Chagrin ordinaire

Le simple fait d’être en vie peut vous briser le coeur.

Je travaillais au gymnase ce matin, perdu dans ma tête, quand je n’ai pas remarqué un vieil homme qui me souriait, tremblant sur sa canne jumelle, essayant d’attirer mon attention.

“Euh, mec, il te dit bonjour,” dit son assistant des Caraïbes, comme si j’avais été impoli. Ce n’est qu’alors que je me suis retourné pour regarder les yeux ternes du vieil homme derrière ses lunettes sales, cherchant les miens, essayant de se connecter.

“Bonjour! Désolé, je ne vous ai pas vu. »Mais au moment où je parlais, il s’était détourné, pris dans sa propre lutte mortelle, passant de la flexion des jambes à la machine des abdominaux.

Je me suis senti le coeur brisé. En fait, le cœur poignardé par un remords brûlant. Est-ce que je lui ai fait sentir invisible? La douleur était exceptionnellement intense et crue, comme si j’étais à l’intérieur de son corps. Je savais exactement ce qu’il ressentait car je le ressentais déjà moi-même.

Déchiré brut. C’est ce que la vie ressent aujourd’hui. C’est ce que l’on ressent sous la bonne nouvelle. Le mariage heureux, la santé stable, une carrière qui bat son plein après toutes ces années. Malgré tout, j’étais brisé à l’intérieur, désespéré, vide et prêt à mourir. Tout comme le gars dans le pantalon de survêtement affaissé.

Quand les gens me demandent comment je vais maintenant, je leur dis: «Je suis tout.» Incroyablement reconnaissante, consternée, pleine de chagrin, déterminée, confuse et exaltée. Accablé par l’indignation, la crainte et le dégoût: sur la bêtise humaine, par-dessus tout, les offenses flagrantes à la santé mentale, à la justice et à la gentillesse. La souffrance causée par la bêtise est ce qui me fouille le cœur. Le monde est complètement insupportable. Et l’alternative n’est pas attrayante.

Je suis plus heureuse que jamais et pétrifiée, comme Georgia O’Keefe. «J’ai été absolument terrifié à chaque instant de ma vie – et je ne l’ai jamais laissé m’empêcher de faire une seule chose que je voulais faire», a déclaré le peintre.

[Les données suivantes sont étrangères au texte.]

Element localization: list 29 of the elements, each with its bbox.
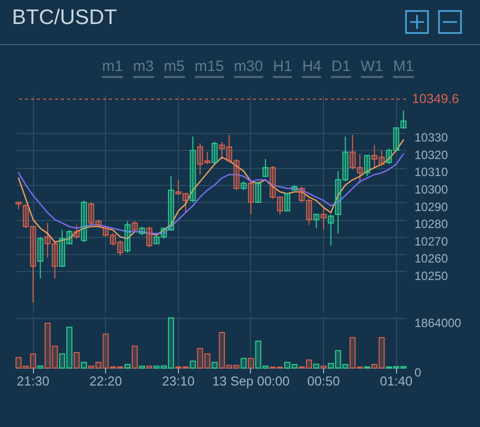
- text: m3: [132, 58, 154, 78]
- x-tick-label: 13 Sep 00:00: [212, 374, 290, 388]
- y-tick-label: 10260: [414, 252, 448, 266]
- x-tick-label: 00:50: [307, 374, 340, 388]
- y-tick-label: 10280: [414, 217, 448, 232]
- text: H4: [302, 58, 322, 78]
- text: m1: [102, 58, 123, 78]
- text: H1: [273, 58, 292, 78]
- x-tick-label: 22:20: [89, 374, 122, 388]
- y-tick-label: 10300: [414, 182, 448, 196]
- text: W1: [360, 58, 384, 78]
- x-tick-label: 01:40: [380, 374, 412, 388]
- text: m5: [164, 58, 185, 78]
- y-tick-label: 10270: [414, 234, 448, 248]
- y-tick-label: 10250: [414, 268, 448, 283]
- text: BTC/USDT: [12, 6, 117, 30]
- y-tick-label: 10310: [414, 165, 448, 180]
- x-tick-label: 23:10: [162, 374, 195, 388]
- y-tick-label: 10330: [414, 130, 448, 145]
- x-tick-label: 21:30: [16, 374, 50, 388]
- y-tick-label: 10290: [414, 200, 448, 214]
- text: M1: [393, 58, 414, 78]
- text: m15: [194, 58, 224, 78]
- text: m30: [234, 58, 263, 78]
- text: D1: [331, 58, 351, 78]
- y-tick-label: 10320: [414, 148, 448, 162]
- y-tick-label: 0: [414, 366, 422, 380]
- ref-line-label: 10349.6: [412, 91, 459, 106]
- y-tick-label: 1864000: [414, 316, 462, 330]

L’expérience est toujours un trait d’union. Enthousiaste-décourageant, désirant ardemment, arrêt désireux, disposé à ne pas vouloir. Heureux Triste. Nous vivons dans les fissures entre les sentiments opposés. Ou devrais-je dire, les tranchées.

Je ricoche entre bonheur et chagrin. Je me demande si tout le monde se sent comme ça, déchiré entre les extrémités de chaque jour ordinaire? Comment est-il possible de parcourir le monde avec les yeux ouverts et de ne pas être dévasté par ce que vous voyez? Étonné et ravi aussi. Comment pouvez-vous ne pas être déchiré en deux par le spectacle de tant d’êtres humains qui s’efforcent si durement et qui continuent de vivre, même danser et rire? Il suffit de vous briser le cœur en voyant le courage et la peur dans les yeux des gens. Parfois, je pleure quand je regarde des étrangers et que je vois ce qui se passe à l’intérieur d’eux. Le tumulte de celui-ci. Et l’espoir.

Quand je regarde le monde à travers les yeux du cœur brisé, une bonne partie du cirque – tout le gâchis hypocrite des choses – s’effondre en présence de la vérité. Nous sommes des animaux regardant le ciel, chacun de nous ensemble. Personne ne sait pourquoi nous sommes ici. Nous n’avons aucune idée terrestre de qui nous sommes, où nous allons, ou ce que nous trouverons quand nous y arriverons. Nous vivons tous dans la confusion et la douleur, craignant tous la perte de tout ce que nous aimons.

En se souvenant de cela, le cirque meurt. Je peux voir le monde à travers des yeux plus doux. Je peux me pardonner et pardonner à tout autre être humain inconditionnellement et pour toujours. Il n’y a rien à retenir – pas de hache à broyer. Rien que de s’émerveiller d’être en vie et de s’émerveiller devant le monde.

Lorsque le vieil homme a attiré mon attention dans le hall, il a souri. “Certains jours sont meilleurs que d’autres”, a-t-il déclaré. Puis il a dirigé ses cannes vers la porte d’entrée et a marché avec une extrême prudence, très lentement, jusqu’au magnifique matin d’octobre.